Roystonea stellata
- Conservation status: Extinct (1939) (IUCN 3.1)

Scientific classification
- Kingdom: Plantae
- Clade: Tracheophytes
- Clade: Angiosperms
- Clade: Monocots
- Clade: Commelinids
- Order: Arecales
- Family: Arecaceae
- Genus: Roystonea
- Species: †R. stellata
- Binomial name: †Roystonea stellata León

= Roystonea stellata =

- Genus: Roystonea
- Species: stellata
- Authority: León
- Conservation status: EX

Extinct species of palm

Roystonea stellata is an extinct species of palm endemic to Yagruma terrace in the Maisí region of Guantánamo Province in eastern Cuba. The species is known from only a single collection made by French-born botanist Frère León in 1939.

==Description==
Roystonea stellata was a large palm which reached heights of 15 m.
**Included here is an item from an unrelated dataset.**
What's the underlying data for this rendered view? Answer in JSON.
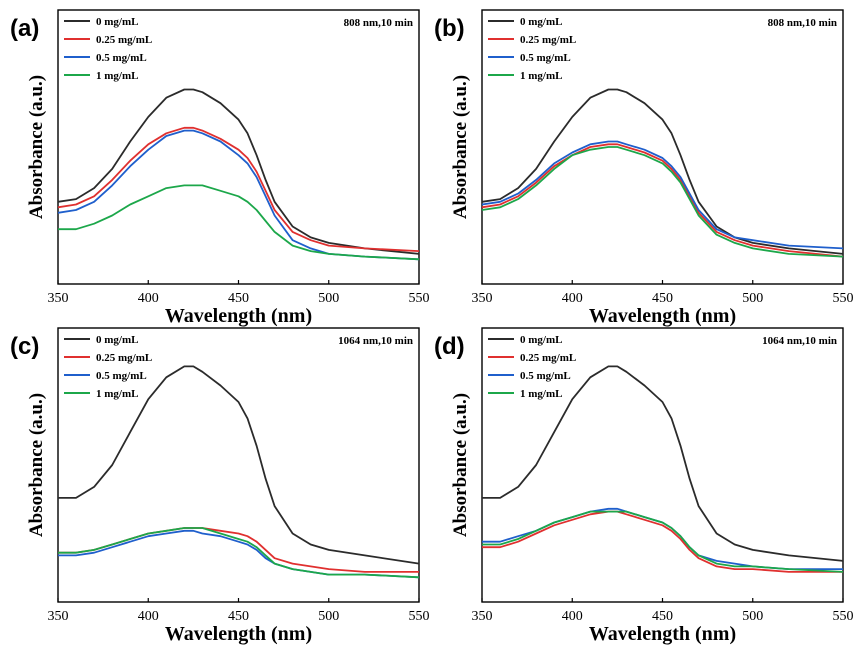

The 95 cm inflorescences bears white male and female flowers. Fruit were 9.8–10.5 mm long and 7.8–8.5 mm wide, and black when ripe. The single known collection is not complete enough for a complete description.

==Status==
No specimens have been found in repeated surveys of its habitat since the 1990s, and thus R. stellata is probably extinct.